Wednesday, the day after Barack Obama’s victory, the world’s stock markets fell. This should not be taken as an informed investor reaction to the election of a new American president. Indeed yesterday the indexes began to recover. In truth the only thing that is informing the markets at the present is barely controlled panic, from which a few astute investors are making fortunes by cashing in on the extraordinary daily volatilities. What is lacking is confidence and we can’t expect Obama’s election to fill the void because there are still two months for him to take over. The new president’s campaign mantra of change clearly appealed to voters but right now it has little to offer the investment community. They are looking at sharply shrunken portfolio values and no clear opportunity to earn the double-digit returns to which they became accustomed in the long financial and economic boom.

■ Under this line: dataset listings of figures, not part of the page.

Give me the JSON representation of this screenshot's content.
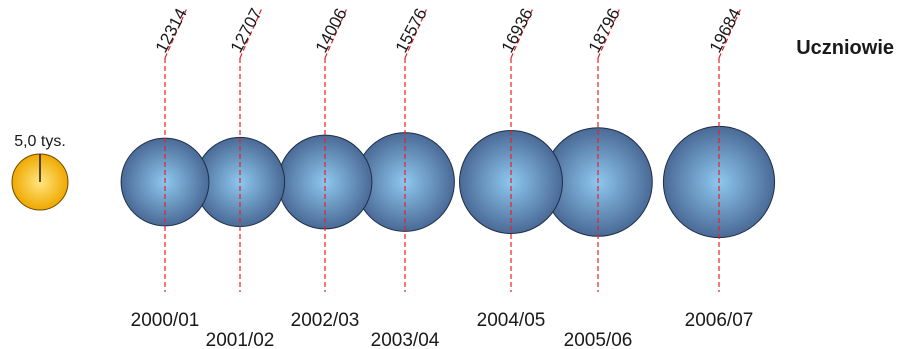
{
  "chart_data": {
    "type": "bubble",
    "title": "Uczniowie",
    "categories": [
      "2000/01",
      "2001/02",
      "2002/03",
      "2003/04",
      "2004/05",
      "2005/06",
      "2006/07"
    ],
    "values": [
      12314,
      12707,
      14006,
      15576,
      16936,
      18796,
      19684
    ],
    "legend": {
      "label": "5,0 tys.",
      "value": 5000
    },
    "colors": {
      "bubble_center": "#8ec8ef",
      "bubble_edge": "#4a6a96",
      "bubble_stroke": "#1f2f48",
      "guide_line": "#e8202a",
      "legend_center": "#ffe680",
      "legend_edge": "#f0a800"
    }
  }
}
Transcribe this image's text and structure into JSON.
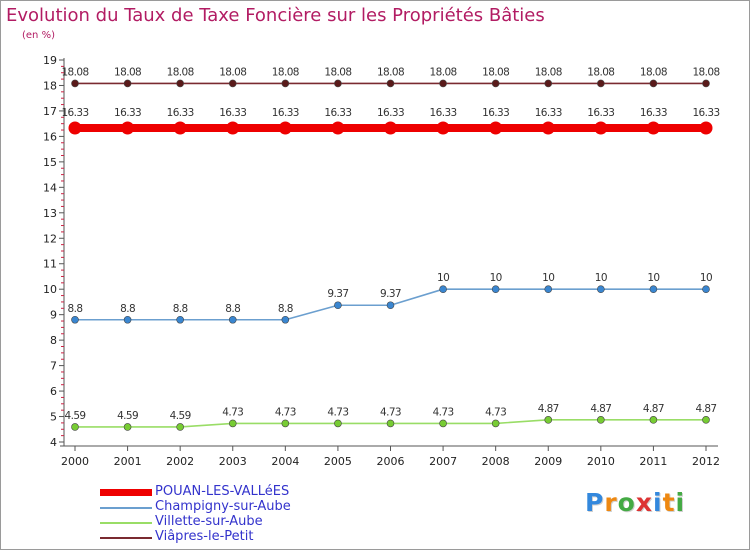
{
  "page": {
    "title": "Evolution du Taux de Taxe Foncière sur les Propriétés Bâties",
    "subtitle": "(en %)"
  },
  "chart_data": {
    "type": "line",
    "title": "Evolution du Taux de Taxe Foncière sur les Propriétés Bâties",
    "ylabel": "(en %)",
    "xlabel": "",
    "x": [
      2000,
      2001,
      2002,
      2003,
      2004,
      2005,
      2006,
      2007,
      2008,
      2009,
      2010,
      2011,
      2012
    ],
    "ylim": [
      4,
      19
    ],
    "yticks": [
      4,
      5,
      6,
      7,
      8,
      9,
      10,
      11,
      12,
      13,
      14,
      15,
      16,
      17,
      18,
      19
    ],
    "grid": false,
    "legend_position": "bottom-left",
    "series": [
      {
        "name": "Viâpres-le-Petit",
        "color": "#7a2a30",
        "marker_color": "#5a1a1a",
        "values": [
          18.08,
          18.08,
          18.08,
          18.08,
          18.08,
          18.08,
          18.08,
          18.08,
          18.08,
          18.08,
          18.08,
          18.08,
          18.08
        ],
        "labels": [
          "18.08",
          "18.08",
          "18.08",
          "18.08",
          "18.08",
          "18.08",
          "18.08",
          "18.08",
          "18.08",
          "18.08",
          "18.08",
          "18.08",
          "18.08"
        ]
      },
      {
        "name": "POUAN-LES-VALLéES",
        "color": "#ee0000",
        "marker_color": "#ee0000",
        "values": [
          16.33,
          16.33,
          16.33,
          16.33,
          16.33,
          16.33,
          16.33,
          16.33,
          16.33,
          16.33,
          16.33,
          16.33,
          16.33
        ],
        "labels": [
          "16.33",
          "16.33",
          "16.33",
          "16.33",
          "16.33",
          "16.33",
          "16.33",
          "16.33",
          "16.33",
          "16.33",
          "16.33",
          "16.33",
          "16.33"
        ]
      },
      {
        "name": "Champigny-sur-Aube",
        "color": "#6b9fcf",
        "marker_color": "#3a86d0",
        "values": [
          8.8,
          8.8,
          8.8,
          8.8,
          8.8,
          9.37,
          9.37,
          10,
          10,
          10,
          10,
          10,
          10
        ],
        "labels": [
          "8.8",
          "8.8",
          "8.8",
          "8.8",
          "8.8",
          "9.37",
          "9.37",
          "10",
          "10",
          "10",
          "10",
          "10",
          "10"
        ]
      },
      {
        "name": "Villette-sur-Aube",
        "color": "#99dd66",
        "marker_color": "#77cc33",
        "values": [
          4.59,
          4.59,
          4.59,
          4.73,
          4.73,
          4.73,
          4.73,
          4.73,
          4.73,
          4.87,
          4.87,
          4.87,
          4.87
        ],
        "labels": [
          "4.59",
          "4.59",
          "4.59",
          "4.73",
          "4.73",
          "4.73",
          "4.73",
          "4.73",
          "4.73",
          "4.87",
          "4.87",
          "4.87",
          "4.87"
        ]
      }
    ],
    "legend": [
      {
        "name": "POUAN-LES-VALLéES",
        "color": "#ee0000"
      },
      {
        "name": "Champigny-sur-Aube",
        "color": "#6b9fcf"
      },
      {
        "name": "Villette-sur-Aube",
        "color": "#99dd66"
      },
      {
        "name": "Viâpres-le-Petit",
        "color": "#7a2a30"
      }
    ]
  },
  "logo": {
    "letters": [
      "P",
      "r",
      "o",
      "x",
      "i",
      "t",
      "i"
    ],
    "colors": [
      "#3388dd",
      "#ee8811",
      "#44aa44",
      "#dd3333",
      "#3388dd",
      "#ee8811",
      "#44aa44"
    ]
  }
}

In this respect, it is worth analyzing the nature of the confidence that is currently so spectacularly missing. Companies and those who invested in them are used to stellar year-on-year growth. Even businesses in traditionally slow growth areas such as power and water utilities, drove their balance sheets hard through mergers and acquisitions, by outsourcing back office services such as accounts and customer services and by rationalizations, all designed to slash costs. Even before the credit crunch, it was becoming increasingly hard to generate the high returns the markets had come to expect. Profit growth of, for instance, five percent was regarded as failure and chief executives paid with their jobs. Yet there was a time when in mature industries, such returns if sustained year after year were considered acceptable. The high-earning glamour stocks have always been in new technology enterprises, starting with canals, then railways through more recently to information technology and now the Internet.
There was a time when investors would have held a spread of solid, low-yield equities and indeed government bonds, together with a smaller proportion of higher-earning shares. It was always understood that the higher the reward, the greater the risk.
Such prudential investment strategies have been abandoned. Promised the greatest returns, investors plowed into tempting pseudo-investments conjured up by investment bankers whose collapse triggered the current financial meltdown. The extent of the confidence crisis now gripping investors is demonstrated by the relative lack of a so-called “flight to quality”, to companies with reliable, if unspectacular, core earnings, which ought to be seeing their share prices strengthening in generally falling markets. But this is not happening because investor confidence is still predicated on substantial returns and they cannot find them.
Until the greed for ever-greater profits — however achieved — is abandoned, market confidence will continue to stumble. Before it can be rebuilt, the whole question of how value is generated and sustained must be reassessed, both by investors and the companies whose drive for constantly spectacular growth has been exposed as unrealistic.